I read with interest this morning about the kerfuffle New York Times blogger Nate Silver is causing. A Financial Times article (subscription required) explained that Silver has been using statistical analysis to consistently predict an Obama win in the coming US elections. His FiveThirtyEight blog is now being roundly criticised by the right-wing - and the criticism is getting pretty personal.
The unfortunate reality is that this "effeminate man with a soft-sounding voice” (Dean Chambers) has a pretty amazing track record of success. He started plying his trade forecasting the performance of Major League Baseball players and since 2008 has turned his attention to politics. In 2008 he correctly predicted the presidential winner of 49 out of 50 states. As a side note, the same blog (but different blogger) also correctly predicted the narrow win for the ruling Australian Labor party in 2010.

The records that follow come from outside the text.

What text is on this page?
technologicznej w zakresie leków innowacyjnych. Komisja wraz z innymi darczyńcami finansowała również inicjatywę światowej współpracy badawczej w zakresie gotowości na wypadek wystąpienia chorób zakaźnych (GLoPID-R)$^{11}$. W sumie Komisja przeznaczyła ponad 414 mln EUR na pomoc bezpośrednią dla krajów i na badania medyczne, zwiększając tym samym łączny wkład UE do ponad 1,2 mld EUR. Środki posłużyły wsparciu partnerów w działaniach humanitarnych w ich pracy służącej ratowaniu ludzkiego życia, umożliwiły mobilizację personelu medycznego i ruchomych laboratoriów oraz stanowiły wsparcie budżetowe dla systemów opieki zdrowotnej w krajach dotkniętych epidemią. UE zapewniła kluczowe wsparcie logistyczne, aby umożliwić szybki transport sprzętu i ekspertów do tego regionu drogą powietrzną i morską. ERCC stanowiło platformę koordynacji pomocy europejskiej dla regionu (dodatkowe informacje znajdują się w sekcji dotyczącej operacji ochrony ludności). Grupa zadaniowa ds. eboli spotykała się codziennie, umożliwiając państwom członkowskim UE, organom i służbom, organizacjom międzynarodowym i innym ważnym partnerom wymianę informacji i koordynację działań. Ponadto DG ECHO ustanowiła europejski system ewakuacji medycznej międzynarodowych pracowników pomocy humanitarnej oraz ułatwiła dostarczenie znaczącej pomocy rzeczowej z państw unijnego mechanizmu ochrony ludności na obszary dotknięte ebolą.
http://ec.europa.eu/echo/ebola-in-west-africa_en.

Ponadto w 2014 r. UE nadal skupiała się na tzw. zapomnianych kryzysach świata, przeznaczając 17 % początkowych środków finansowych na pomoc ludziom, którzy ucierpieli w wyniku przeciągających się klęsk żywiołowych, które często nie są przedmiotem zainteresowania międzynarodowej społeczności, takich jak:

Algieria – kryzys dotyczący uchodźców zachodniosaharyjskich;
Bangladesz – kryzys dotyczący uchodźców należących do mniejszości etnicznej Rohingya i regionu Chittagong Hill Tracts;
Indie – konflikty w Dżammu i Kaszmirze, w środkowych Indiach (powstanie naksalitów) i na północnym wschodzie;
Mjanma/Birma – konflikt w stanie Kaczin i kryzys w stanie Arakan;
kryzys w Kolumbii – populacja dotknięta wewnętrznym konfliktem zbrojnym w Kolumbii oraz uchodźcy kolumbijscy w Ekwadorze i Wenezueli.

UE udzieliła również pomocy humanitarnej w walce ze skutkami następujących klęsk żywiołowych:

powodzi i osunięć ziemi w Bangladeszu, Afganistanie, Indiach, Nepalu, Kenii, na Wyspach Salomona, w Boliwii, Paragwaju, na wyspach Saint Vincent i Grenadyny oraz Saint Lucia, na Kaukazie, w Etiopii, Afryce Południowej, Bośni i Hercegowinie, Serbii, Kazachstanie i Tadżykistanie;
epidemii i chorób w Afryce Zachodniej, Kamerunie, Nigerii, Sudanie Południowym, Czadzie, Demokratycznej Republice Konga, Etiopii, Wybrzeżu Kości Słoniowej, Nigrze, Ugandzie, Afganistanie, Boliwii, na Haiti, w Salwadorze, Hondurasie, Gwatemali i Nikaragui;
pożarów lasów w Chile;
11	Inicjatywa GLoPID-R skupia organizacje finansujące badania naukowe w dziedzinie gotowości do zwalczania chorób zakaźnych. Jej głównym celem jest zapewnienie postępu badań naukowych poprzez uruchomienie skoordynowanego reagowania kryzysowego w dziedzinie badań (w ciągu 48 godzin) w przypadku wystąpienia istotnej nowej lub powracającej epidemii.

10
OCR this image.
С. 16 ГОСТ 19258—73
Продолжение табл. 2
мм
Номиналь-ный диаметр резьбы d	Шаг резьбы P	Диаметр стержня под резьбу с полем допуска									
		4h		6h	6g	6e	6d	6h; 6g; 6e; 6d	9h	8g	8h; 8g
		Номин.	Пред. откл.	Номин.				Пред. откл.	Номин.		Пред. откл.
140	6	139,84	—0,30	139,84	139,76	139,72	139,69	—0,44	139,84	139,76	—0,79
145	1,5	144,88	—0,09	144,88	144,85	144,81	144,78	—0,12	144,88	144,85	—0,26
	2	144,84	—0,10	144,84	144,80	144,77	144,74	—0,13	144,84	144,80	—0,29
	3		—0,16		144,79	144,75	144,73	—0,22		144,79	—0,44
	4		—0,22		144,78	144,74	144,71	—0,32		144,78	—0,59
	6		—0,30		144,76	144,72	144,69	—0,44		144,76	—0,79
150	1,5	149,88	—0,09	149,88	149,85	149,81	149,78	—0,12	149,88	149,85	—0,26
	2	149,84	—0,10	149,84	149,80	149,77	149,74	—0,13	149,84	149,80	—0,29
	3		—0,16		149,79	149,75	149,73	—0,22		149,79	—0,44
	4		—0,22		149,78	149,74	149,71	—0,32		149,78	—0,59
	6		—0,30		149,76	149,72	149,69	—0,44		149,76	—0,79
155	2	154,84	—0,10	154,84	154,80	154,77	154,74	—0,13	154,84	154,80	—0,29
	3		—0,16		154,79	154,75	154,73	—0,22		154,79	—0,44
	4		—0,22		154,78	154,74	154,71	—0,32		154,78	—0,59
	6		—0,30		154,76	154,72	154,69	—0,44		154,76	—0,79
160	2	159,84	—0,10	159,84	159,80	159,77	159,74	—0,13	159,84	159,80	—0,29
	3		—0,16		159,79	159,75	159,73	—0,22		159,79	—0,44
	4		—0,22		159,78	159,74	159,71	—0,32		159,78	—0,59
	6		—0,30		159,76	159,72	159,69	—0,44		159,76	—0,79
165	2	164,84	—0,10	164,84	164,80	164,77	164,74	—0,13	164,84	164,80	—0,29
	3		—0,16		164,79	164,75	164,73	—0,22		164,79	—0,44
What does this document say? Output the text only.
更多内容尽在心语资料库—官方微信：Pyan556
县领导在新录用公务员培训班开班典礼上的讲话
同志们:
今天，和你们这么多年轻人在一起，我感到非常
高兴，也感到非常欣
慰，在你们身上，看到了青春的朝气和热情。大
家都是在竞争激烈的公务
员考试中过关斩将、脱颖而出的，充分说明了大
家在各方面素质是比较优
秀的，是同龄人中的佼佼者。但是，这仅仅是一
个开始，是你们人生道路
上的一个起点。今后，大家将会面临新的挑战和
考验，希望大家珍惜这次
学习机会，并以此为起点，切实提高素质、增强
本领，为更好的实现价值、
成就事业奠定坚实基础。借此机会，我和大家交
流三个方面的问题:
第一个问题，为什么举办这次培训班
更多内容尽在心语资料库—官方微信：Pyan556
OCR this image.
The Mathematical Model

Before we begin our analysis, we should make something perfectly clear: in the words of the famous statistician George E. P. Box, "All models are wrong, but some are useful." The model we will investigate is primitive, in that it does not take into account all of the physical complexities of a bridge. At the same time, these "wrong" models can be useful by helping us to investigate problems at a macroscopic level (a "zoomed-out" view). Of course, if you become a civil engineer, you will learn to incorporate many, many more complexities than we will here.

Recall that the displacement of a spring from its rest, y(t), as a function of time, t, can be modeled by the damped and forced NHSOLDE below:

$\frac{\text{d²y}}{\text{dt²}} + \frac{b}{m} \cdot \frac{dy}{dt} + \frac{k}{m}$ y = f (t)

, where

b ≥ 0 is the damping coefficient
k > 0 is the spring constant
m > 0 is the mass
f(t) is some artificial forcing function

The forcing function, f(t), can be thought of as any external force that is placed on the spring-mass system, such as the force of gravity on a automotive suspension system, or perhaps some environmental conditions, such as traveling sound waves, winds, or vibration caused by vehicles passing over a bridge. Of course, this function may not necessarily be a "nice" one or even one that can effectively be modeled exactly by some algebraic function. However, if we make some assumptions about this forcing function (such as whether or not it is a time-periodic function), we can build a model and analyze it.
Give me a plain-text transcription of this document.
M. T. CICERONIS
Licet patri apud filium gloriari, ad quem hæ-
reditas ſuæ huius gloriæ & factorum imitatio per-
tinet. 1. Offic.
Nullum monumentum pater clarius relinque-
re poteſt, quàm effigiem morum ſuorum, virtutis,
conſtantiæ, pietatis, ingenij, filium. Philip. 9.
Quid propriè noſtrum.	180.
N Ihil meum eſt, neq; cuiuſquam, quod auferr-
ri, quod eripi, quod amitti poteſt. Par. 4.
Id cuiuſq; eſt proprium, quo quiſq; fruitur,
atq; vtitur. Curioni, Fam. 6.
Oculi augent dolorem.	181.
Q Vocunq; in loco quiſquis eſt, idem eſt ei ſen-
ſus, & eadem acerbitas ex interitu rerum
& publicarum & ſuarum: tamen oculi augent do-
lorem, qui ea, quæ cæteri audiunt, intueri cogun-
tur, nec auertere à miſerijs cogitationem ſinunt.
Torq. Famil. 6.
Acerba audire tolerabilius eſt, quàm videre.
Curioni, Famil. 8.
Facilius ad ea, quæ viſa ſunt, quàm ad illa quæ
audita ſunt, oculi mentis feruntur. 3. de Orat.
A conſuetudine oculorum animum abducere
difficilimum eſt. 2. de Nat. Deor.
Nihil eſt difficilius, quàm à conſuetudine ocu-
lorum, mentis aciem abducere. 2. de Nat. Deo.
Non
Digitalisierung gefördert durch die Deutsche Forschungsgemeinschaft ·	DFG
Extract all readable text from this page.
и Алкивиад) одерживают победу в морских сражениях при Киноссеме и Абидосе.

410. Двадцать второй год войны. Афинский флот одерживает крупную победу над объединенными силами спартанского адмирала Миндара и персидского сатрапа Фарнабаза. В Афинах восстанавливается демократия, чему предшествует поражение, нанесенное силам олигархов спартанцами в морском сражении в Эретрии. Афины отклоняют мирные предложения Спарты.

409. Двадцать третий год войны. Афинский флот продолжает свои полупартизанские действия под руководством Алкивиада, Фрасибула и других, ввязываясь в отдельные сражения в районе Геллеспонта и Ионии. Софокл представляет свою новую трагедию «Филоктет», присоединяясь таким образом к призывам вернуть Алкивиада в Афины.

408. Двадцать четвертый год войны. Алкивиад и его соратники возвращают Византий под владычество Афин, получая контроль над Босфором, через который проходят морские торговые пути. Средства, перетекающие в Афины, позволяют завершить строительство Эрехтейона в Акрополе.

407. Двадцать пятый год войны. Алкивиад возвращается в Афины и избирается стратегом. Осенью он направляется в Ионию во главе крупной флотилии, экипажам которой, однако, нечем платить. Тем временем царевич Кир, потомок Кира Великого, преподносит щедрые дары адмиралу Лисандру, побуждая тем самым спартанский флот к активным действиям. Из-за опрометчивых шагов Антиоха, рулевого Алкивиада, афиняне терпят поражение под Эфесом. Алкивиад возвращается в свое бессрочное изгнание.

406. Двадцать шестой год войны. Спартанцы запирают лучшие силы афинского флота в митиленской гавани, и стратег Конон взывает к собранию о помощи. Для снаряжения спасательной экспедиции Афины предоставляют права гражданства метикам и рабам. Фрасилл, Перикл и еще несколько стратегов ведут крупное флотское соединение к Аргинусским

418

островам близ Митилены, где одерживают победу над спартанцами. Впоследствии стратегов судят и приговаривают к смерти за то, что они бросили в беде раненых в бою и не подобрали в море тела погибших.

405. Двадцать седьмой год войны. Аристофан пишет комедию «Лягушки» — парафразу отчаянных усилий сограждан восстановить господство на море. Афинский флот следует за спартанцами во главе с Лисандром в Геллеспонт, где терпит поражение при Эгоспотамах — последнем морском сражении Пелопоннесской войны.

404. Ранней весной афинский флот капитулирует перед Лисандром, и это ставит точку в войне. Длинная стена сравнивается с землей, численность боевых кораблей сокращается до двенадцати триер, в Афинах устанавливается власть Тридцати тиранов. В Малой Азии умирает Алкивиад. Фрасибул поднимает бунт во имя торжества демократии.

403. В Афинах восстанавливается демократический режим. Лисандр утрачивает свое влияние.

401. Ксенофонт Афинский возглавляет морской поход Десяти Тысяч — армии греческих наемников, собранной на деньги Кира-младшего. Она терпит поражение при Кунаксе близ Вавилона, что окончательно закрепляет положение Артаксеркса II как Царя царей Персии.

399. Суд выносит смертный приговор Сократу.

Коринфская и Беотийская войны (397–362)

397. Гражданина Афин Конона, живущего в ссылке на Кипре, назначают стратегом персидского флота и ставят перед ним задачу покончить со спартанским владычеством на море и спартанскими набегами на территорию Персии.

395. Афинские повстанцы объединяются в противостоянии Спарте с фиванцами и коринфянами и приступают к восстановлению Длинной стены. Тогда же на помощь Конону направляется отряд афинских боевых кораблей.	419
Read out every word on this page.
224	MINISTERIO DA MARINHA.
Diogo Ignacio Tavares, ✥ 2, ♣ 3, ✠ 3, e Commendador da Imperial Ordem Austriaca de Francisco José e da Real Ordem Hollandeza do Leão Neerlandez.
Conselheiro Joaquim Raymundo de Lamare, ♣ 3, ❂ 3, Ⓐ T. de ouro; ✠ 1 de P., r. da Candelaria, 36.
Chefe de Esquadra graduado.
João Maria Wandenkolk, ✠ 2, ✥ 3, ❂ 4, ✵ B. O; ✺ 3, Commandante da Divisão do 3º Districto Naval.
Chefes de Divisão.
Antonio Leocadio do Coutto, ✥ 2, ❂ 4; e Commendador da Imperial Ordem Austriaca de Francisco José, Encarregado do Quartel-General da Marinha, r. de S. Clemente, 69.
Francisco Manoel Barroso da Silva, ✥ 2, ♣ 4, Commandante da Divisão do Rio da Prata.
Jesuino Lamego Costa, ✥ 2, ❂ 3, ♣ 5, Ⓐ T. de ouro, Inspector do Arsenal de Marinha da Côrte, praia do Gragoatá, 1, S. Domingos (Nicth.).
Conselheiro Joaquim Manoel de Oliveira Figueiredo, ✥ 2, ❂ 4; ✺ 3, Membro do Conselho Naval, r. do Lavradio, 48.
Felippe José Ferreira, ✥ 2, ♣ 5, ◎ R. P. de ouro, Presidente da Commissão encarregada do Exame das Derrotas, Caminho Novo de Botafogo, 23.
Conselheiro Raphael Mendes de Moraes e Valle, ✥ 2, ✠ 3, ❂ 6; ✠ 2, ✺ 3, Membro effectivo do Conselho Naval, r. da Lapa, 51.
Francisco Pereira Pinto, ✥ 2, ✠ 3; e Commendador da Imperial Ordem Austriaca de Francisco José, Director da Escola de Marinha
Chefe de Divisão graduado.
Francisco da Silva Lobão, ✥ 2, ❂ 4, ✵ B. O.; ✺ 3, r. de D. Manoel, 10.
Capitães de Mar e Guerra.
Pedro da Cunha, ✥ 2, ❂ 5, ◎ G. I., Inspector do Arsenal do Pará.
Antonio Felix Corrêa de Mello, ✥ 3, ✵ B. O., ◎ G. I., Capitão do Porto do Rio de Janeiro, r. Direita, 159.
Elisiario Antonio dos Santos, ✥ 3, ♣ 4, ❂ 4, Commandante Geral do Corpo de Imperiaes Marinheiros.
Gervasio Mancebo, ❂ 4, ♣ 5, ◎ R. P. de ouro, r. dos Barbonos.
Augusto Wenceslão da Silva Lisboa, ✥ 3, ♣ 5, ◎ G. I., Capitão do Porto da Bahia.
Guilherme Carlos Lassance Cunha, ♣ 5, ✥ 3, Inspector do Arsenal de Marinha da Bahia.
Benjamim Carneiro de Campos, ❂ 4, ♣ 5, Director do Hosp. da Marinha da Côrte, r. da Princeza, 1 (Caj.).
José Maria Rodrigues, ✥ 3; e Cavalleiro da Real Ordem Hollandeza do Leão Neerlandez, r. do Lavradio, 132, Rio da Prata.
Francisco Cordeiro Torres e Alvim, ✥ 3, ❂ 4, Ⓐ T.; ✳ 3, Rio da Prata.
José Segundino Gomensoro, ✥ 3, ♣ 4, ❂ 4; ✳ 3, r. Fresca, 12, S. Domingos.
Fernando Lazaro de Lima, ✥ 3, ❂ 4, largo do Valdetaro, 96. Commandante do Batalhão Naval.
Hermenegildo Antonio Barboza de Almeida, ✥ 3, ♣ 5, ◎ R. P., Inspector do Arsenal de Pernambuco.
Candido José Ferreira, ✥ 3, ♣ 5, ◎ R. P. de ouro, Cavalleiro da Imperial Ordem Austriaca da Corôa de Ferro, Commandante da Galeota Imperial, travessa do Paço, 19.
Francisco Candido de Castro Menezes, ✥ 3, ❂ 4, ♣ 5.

As far as I can see, Silver is only guilty of using open data to make systematic and scientifically based predictions using probability theory. You can check-out his methods for yourself.
I recommend his blog to anyone interested in stats and polling. TL;DR? If that's too old-school for you gen-Y twits (?), then he tweets as well.
His book 'The Signal and the Noise: Why So Many Predictions Fail-but Some Don't' has just been published and I'm ordering it today.
It's good to see that mathematically-based poll analysis continues to be politicised in the States. Way to go America - who needs facts?